I might also add that a basic understanding of data modelling and what an index can and can't do is sufficient to avoid many, many performance pitfalls (this again has mostly nothing to do with SQL per se). Any undergrad course on databases teaches these basics.

The variance provided by an enormous pile of state and an algorithm which uses that state means it's a bit more unpredictable than most other systems, where you're used to seeing lines, curves and almost always monotonic series.
While that may be true for some of them, a lot of databases are far simpler.

Sqlite for example is conceptually very simple, and it's fairly cleanly layered, so you can aim to understand the parser, the compiler and the bytecode execution engine separately.

It's also exceptionally well documented. Look at the "Technical and Design Documentation" section here [1].

It won't tell you everything about how a more complex database like e.g. Postgres works, but it will give a very good overview of most of what is relevant for a database user that wants a better understanding of why a database does what it does with a given query.

[1] https://sqlite.org/docs.html

>Databases are not very complex and use pretty much only textbook data structures and algorithms

skeptical expression

Whether they use highly tuned or proprietary or obscure algorithms (they do) is less important than the fact that understanding b-trees and basic normal forms will get you 90% of the way to understanding how to use one. It's just not that hard as a database user.
If you are used to imperative programming it does take a bit of time before you get to thinking is sets. Looking at the code I have inherited, even some reasonably experienced developers don't get to that stage.

Do you really think that replacing an "ORDER BY" statement with your own sort is going to be simpler?

"________ is not very complex and uses pretty much only textbook data structures and algorithms" is pretty much a false statement for any engineered product.
And the difference is usually close to nil for understanding them. (Also see squirrelicus' comment). Whether my database uses a B-tree or a proprietary, patented, insanely complex and finely tuned data structure that does essentially the same thing as a B-tree just a little bit faster is, for all intents and purposes, not a relevant distinction.

Now it's true that most databases have a ton of features and even more optional features that can (and will) interact in interesting ways, but I thought it was fairly obvious that most applications use very few or none of these. They are the 90/10-sort of features; 10 % of a database vendor's customers need 90 % of the specialized features in a database, and every single one of them uses a different handful.

Obviously you don't need to understand all these specialized features to use a database; you only need to grasp the handful if any at all you actually need at a time.
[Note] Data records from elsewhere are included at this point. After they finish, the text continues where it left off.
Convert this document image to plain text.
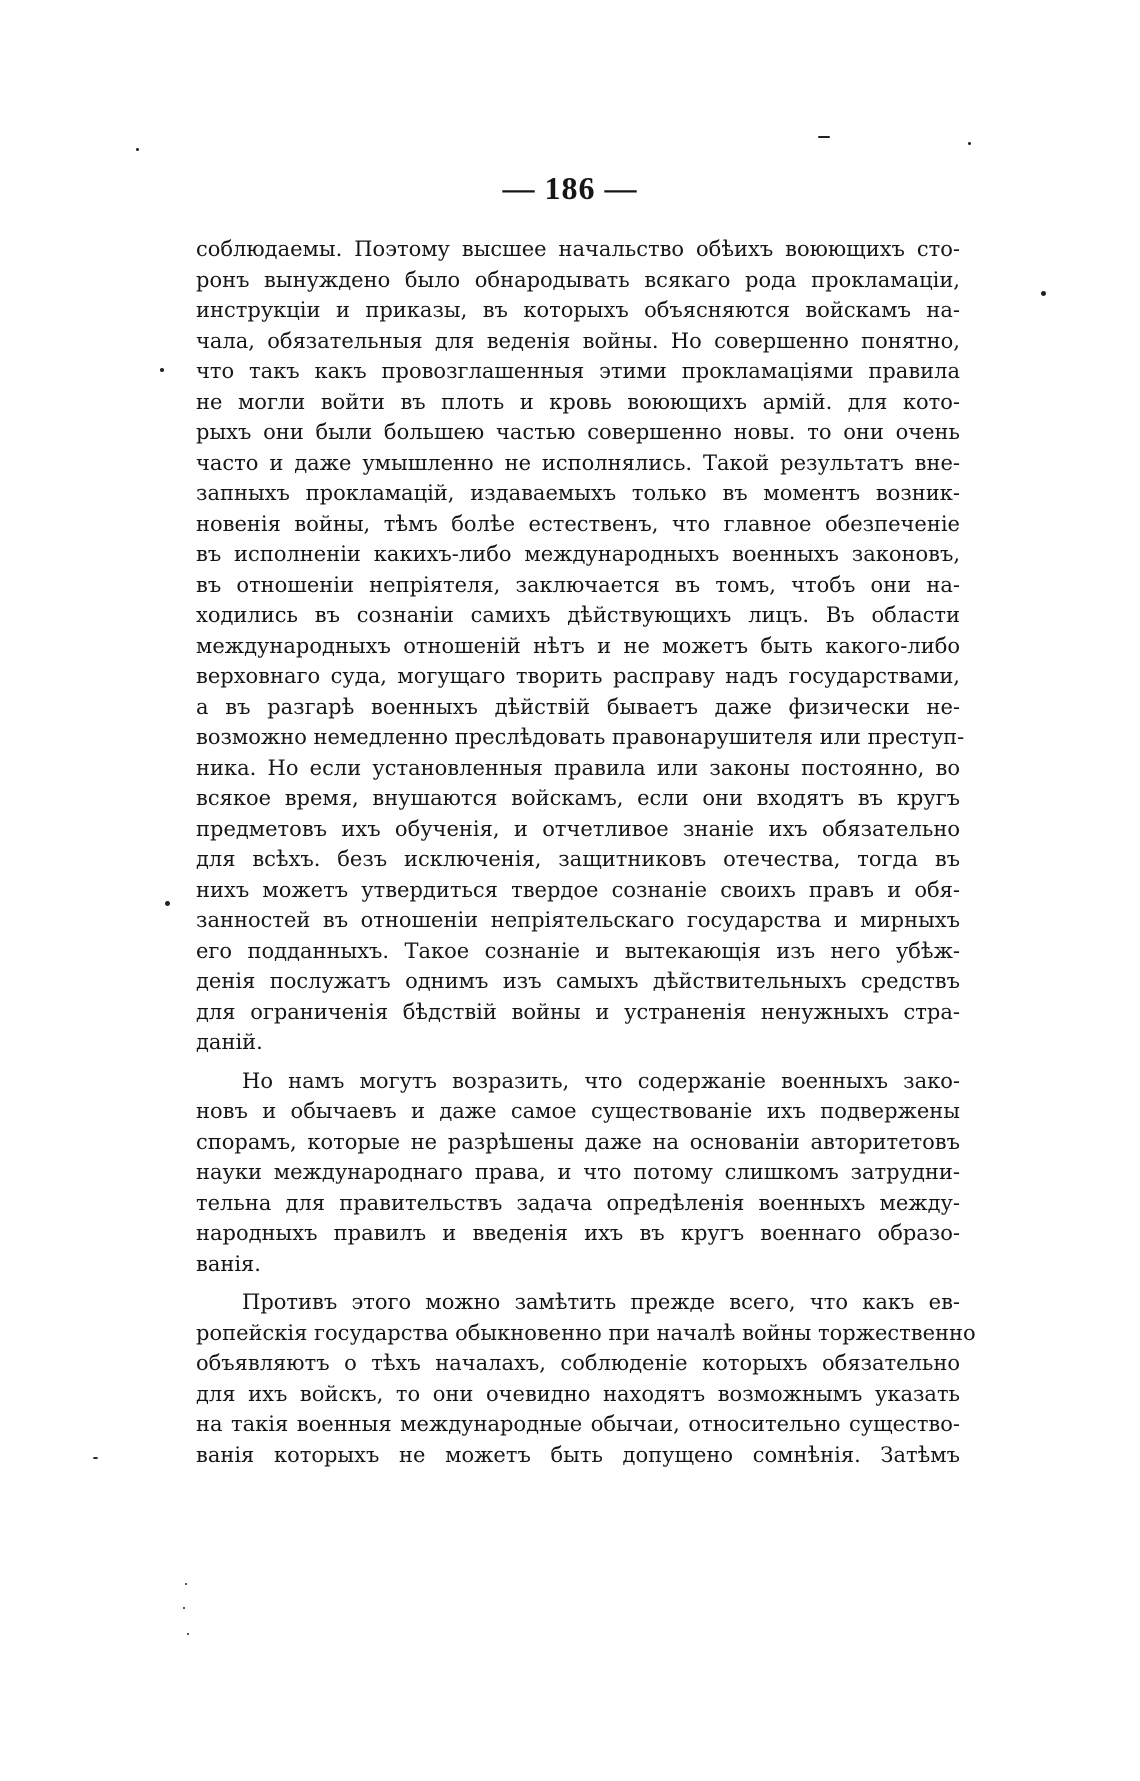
— 186 —
соблюдаемы. Поэтому высшее начальство обѣихъ воюющихъ сто-
ронъ вынуждено было обнародывать всякаго рода прокламаціи,
инструкціи и приказы, въ которыхъ объясняются войскамъ на-
чала, обязательныя для веденія войны. Но совершенно понятно,
что такъ какъ провозглашенныя этими прокламаціями правила
не могли войти въ плоть и кровь воюющихъ армій. для кото-
рыхъ они были большею частью совершенно новы. то они очень
часто и даже умышленно не исполнялись. Такой результатъ вне-
запныхъ прокламацій, издаваемыхъ только въ моментъ возник-
новенія войны, тѣмъ болѣе естественъ, что главное обезпеченіе
въ исполненіи какихъ-либо международныхъ военныхъ законовъ,
въ отношеніи непріятеля, заключается въ томъ, чтобъ они на-
ходились въ сознаніи самихъ дѣйствующихъ лицъ. Въ области
международныхъ отношеній нѣтъ и не можетъ быть какого-либо
верховнаго суда, могущаго творить расправу надъ государствами,
а въ разгарѣ военныхъ дѣйствій бываетъ даже физически не-
возможно немедленно преслѣдовать правонарушителя или преступ-
ника. Но если установленныя правила или законы постоянно, во
всякое время, внушаются войскамъ, если они входятъ въ кругъ
предметовъ ихъ обученія, и отчетливое знаніе ихъ обязательно
для всѣхъ. безъ исключенія, защитниковъ отечества, тогда въ
нихъ можетъ утвердиться твердое сознаніе своихъ правъ и обя-
занностей въ отношеніи непріятельскаго государства и мирныхъ
его подданныхъ. Такое сознаніе и вытекающія изъ него убѣж-
денія послужатъ однимъ изъ самыхъ дѣйствительныхъ средствъ
для ограниченія бѣдствій войны и устраненія ненужныхъ стра-
даній.
Но намъ могутъ возразить, что содержаніе военныхъ зако-
новъ и обычаевъ и даже самое существованіе ихъ подвержены
спорамъ, которые не разрѣшены даже на основаніи авторитетовъ
науки международнаго права, и что потому слишкомъ затрудни-
тельна для правительствъ задача опредѣленія военныхъ между-
народныхъ правилъ и введенія ихъ въ кругъ военнаго образо-
ванія.
Противъ этого можно замѣтить прежде всего, что какъ ев-
ропейскія государства обыкновенно при началѣ войны торжественно
объявляютъ о тѣхъ началахъ, соблюденіе которыхъ обязательно
для ихъ войскъ, то они очевидно находятъ возможнымъ указать
на такія военныя международные обычаи, относительно существо-
ванія которыхъ не можетъ быть допущено сомнѣнія. Затѣмъ
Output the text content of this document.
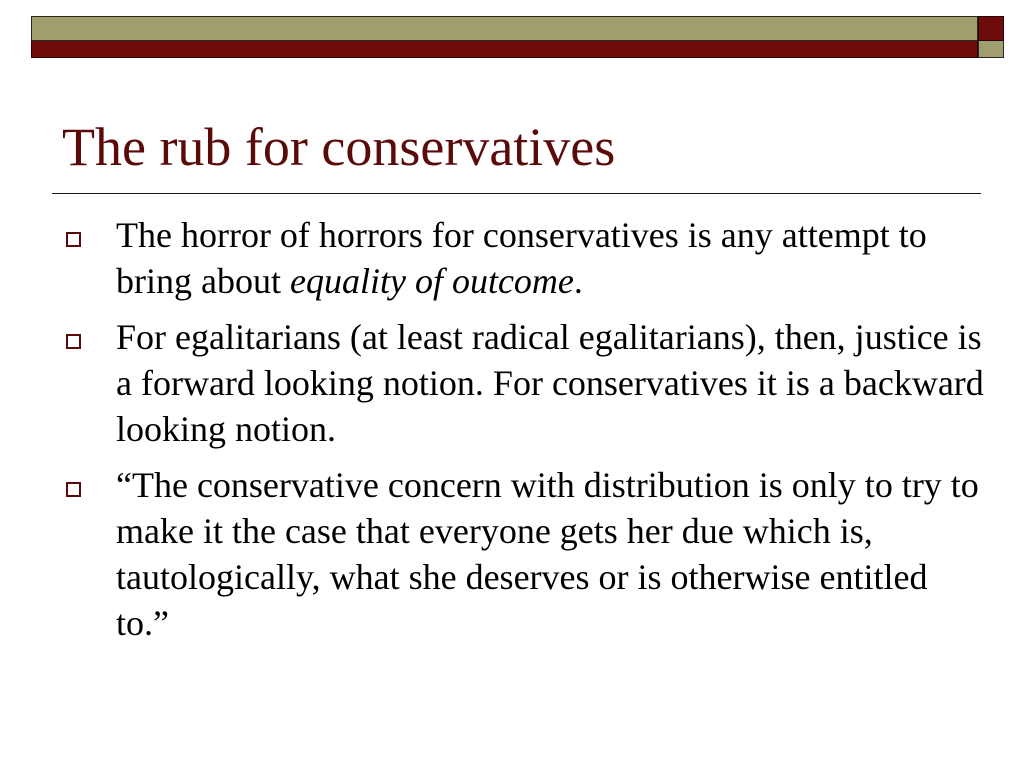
The rub for conservatives
The horror of horrors for conservatives is any attempt to bring about equality of outcome.
For egalitarians (at least radical egalitarians), then, justice is a forward looking notion. For conservatives it is a backward looking notion.
“The conservative concern with distribution is only to try to make it the case that everyone gets her due which is, tautologically, what she deserves or is otherwise entitled to.”
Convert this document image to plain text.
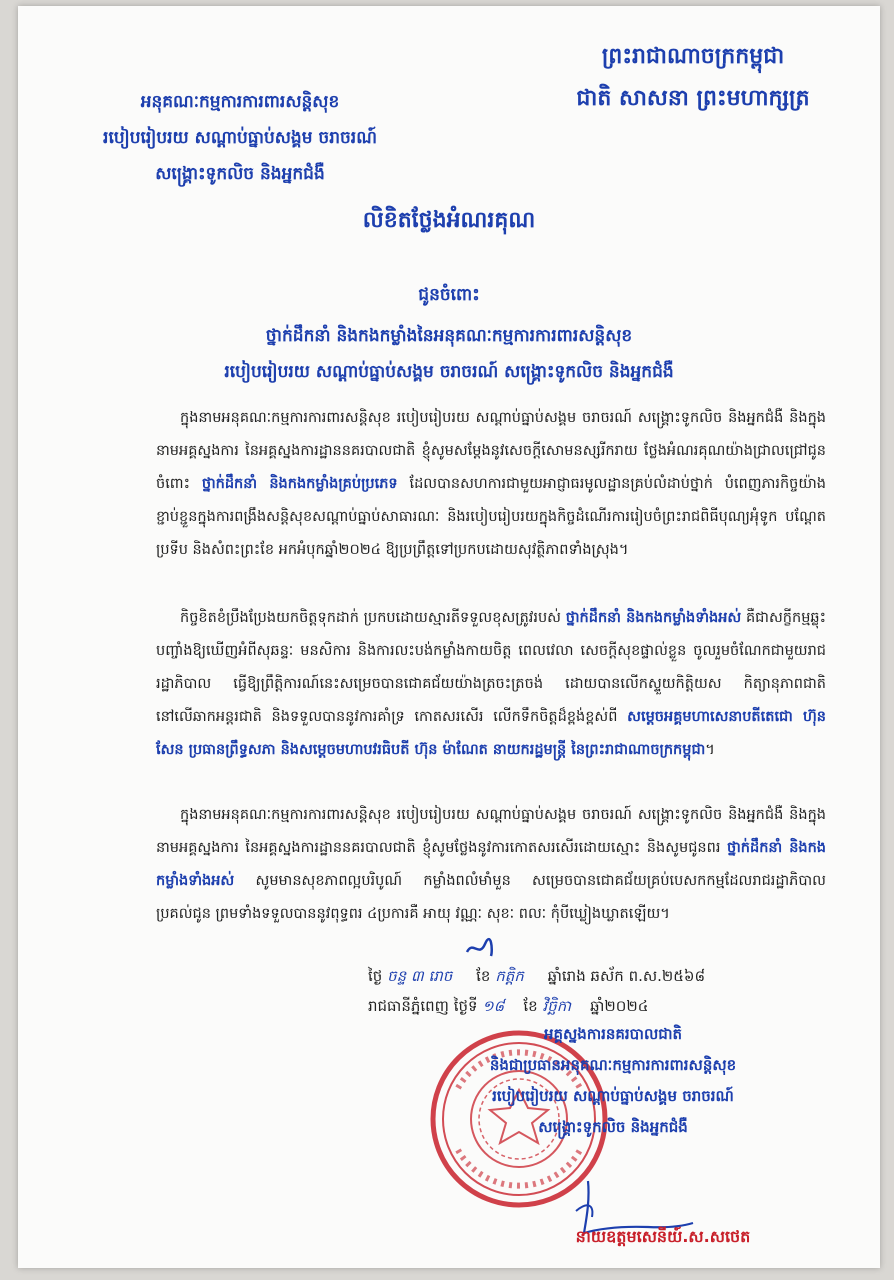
ព្រះរាជាណាចក្រកម្ពុជា
ជាតិ សាសនា ព្រះមហាក្សត្រ
អនុគណៈកម្មការការពារសន្តិសុខ
របៀបរៀបរយ សណ្តាប់ធ្នាប់សង្គម ចរាចរណ៍
សង្គ្រោះទូកលិច និងអ្នកជំងឺ
លិខិតថ្លែងអំណរគុណ
ជូនចំពោះ
ថ្នាក់ដឹកនាំ និងកងកម្លាំងនៃអនុគណៈកម្មការការពារសន្តិសុខ
របៀបរៀបរយ សណ្តាប់ធ្នាប់សង្គម ចរាចរណ៍ សង្គ្រោះទូកលិច និងអ្នកជំងឺ
ក្នុងនាមអនុគណៈកម្មការការពារសន្តិសុខ របៀបរៀបរយ សណ្តាប់ធ្នាប់សង្គម ចរាចរណ៍ សង្គ្រោះទូកលិច និងអ្នកជំងឺ និងក្នុងនាមអគ្គស្នងការ នៃអគ្គស្នងការដ្ឋាននគរបាលជាតិ ខ្ញុំសូមសម្តែងនូវសេចក្តីសោមនស្សរីករាយ ថ្លែងអំណរគុណយ៉ាងជ្រាលជ្រៅជូនចំពោះ ថ្នាក់ដឹកនាំ និងកងកម្លាំងគ្រប់ប្រភេទ ដែលបានសហការជាមួយអាជ្ញាធរមូលដ្ឋានគ្រប់លំដាប់ថ្នាក់ បំពេញភារកិច្ចយ៉ាងខ្ជាប់ខ្ជួនក្នុងការពង្រឹងសន្តិសុខសណ្តាប់ធ្នាប់សាធារណៈ និងរបៀបរៀបរយក្នុងកិច្ចដំណើរការរៀបចំព្រះរាជពិធីបុណ្យអុំទូក បណ្តែតប្រទីប និងសំពះព្រះខែ អកអំបុកឆ្នាំ២០២៤ ឱ្យប្រព្រឹត្តទៅប្រកបដោយសុវត្ថិភាពទាំងស្រុង។
កិច្ចខិតខំប្រឹងប្រែងយកចិត្តទុកដាក់ ប្រកបដោយស្មារតីទទួលខុសត្រូវរបស់ ថ្នាក់ដឹកនាំ និងកងកម្លាំងទាំងអស់ គឺជាសក្ខីកម្មឆ្លុះបញ្ចាំងឱ្យឃើញអំពីសុឆន្ទៈ មនសិការ និងការលះបង់កម្លាំងកាយចិត្ត ពេលវេលា សេចក្តីសុខផ្ទាល់ខ្លួន ចូលរួមចំណែកជាមួយរាជរដ្ឋាភិបាល ធ្វើឱ្យព្រឹត្តិការណ៍នេះសម្រេចបានជោគជ័យយ៉ាងត្រចះត្រចង់ ដោយបានលើកស្ទួយកិត្តិយស កិត្យានុភាពជាតិនៅលើឆាកអន្តរជាតិ និងទទួលបាននូវការគាំទ្រ កោតសរសើរ លើកទឹកចិត្តដ៏ខ្ពង់ខ្ពស់ពី សម្តេចអគ្គមហាសេនាបតីតេជោ ហ៊ុន សែន ប្រធានព្រឹទ្ធសភា និងសម្តេចមហាបវរធិបតី ហ៊ុន ម៉ាណែត នាយករដ្ឋមន្ត្រី នៃព្រះរាជាណាចក្រកម្ពុជា។
ក្នុងនាមអនុគណៈកម្មការការពារសន្តិសុខ របៀបរៀបរយ សណ្តាប់ធ្នាប់សង្គម ចរាចរណ៍ សង្គ្រោះទូកលិច និងអ្នកជំងឺ និងក្នុងនាមអគ្គស្នងការ នៃអគ្គស្នងការដ្ឋាននគរបាលជាតិ ខ្ញុំសូមថ្លែងនូវការកោតសរសើរដោយស្មោះ និងសូមជូនពរ ថ្នាក់ដឹកនាំ និងកងកម្លាំងទាំងអស់ សូមមានសុខភាពល្អបរិបូណ៍ កម្លាំងពលំមាំមួន សម្រេចបានជោគជ័យគ្រប់បេសកកម្មដែលរាជរដ្ឋាភិបាលប្រគល់ជូន ព្រមទាំងទទួលបាននូវពុទ្ធពរ ៤ប្រការគឺ អាយុ វណ្ណៈ សុខៈ ពលៈ កុំបីឃ្លៀងឃ្លាតឡើយ។
ថ្ងៃ ចន្ទ ៣ រោច ខែ កត្តិក ឆ្នាំរោង ឆស័ក ព.ស.២៥៦៨
រាជធានីភ្នំពេញ ថ្ងៃទី ១៨ ខែ វិច្ឆិកា ឆ្នាំ២០២៤
អគ្គស្នងការនគរបាលជាតិ
និងជាប្រធានអនុគណៈកម្មការការពារសន្តិសុខ
របៀបរៀបរយ សណ្តាប់ធ្នាប់សង្គម ចរាចរណ៍
សង្គ្រោះទូកលិច និងអ្នកជំងឺ
នាយឧត្តមសេនីយ៍.ស.សថេត
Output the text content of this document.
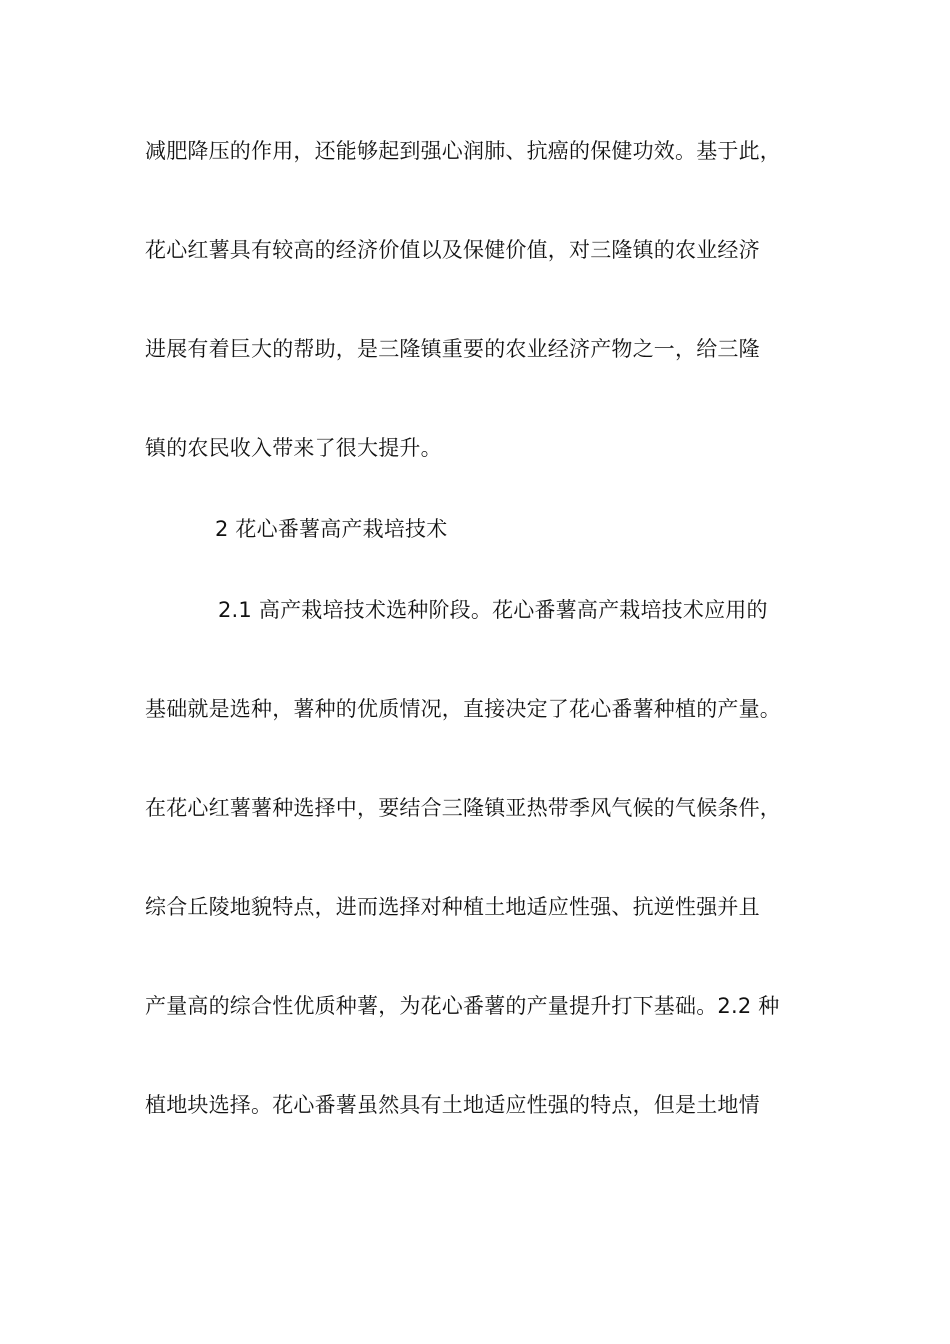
减肥降压的作用，还能够起到强心润肺、抗癌的保健功效。基于此，
花心红薯具有较高的经济价值以及保健价值，对三隆镇的农业经济
进展有着巨大的帮助，是三隆镇重要的农业经济产物之一，给三隆
镇的农民收入带来了很大提升。
2 花心番薯高产栽培技术
2.1 高产栽培技术选种阶段。花心番薯高产栽培技术应用的
基础就是选种，薯种的优质情况，直接决定了花心番薯种植的产量。
在花心红薯薯种选择中，要结合三隆镇亚热带季风气候的气候条件，
综合丘陵地貌特点，进而选择对种植土地适应性强、抗逆性强并且
产量高的综合性优质种薯，为花心番薯的产量提升打下基础。2.2 种
植地块选择。花心番薯虽然具有土地适应性强的特点，但是土地情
Applications striving for wide database compatibility tend to rarely use any of these, simply because they don't exist in all databases, or work differently, or have divergent interfaces.

So any time you have an application that runs on MySQL or postgres in production but is developed and tested on SQLite (an antipattern itself, but I digress), you can be assured that you'll only see fairly basic DDL and SQL.

(You also seem to be intermingling understanding and building. I can use and understand how a typewriter works without having a clue how to build one. Yes, there are lots of hard problems solved by databases, but how they do it is mostly a don't care. I don't have to care how SQLite does power-fail-safe transaction, it does and what that means for me, is all I have to know as a user.)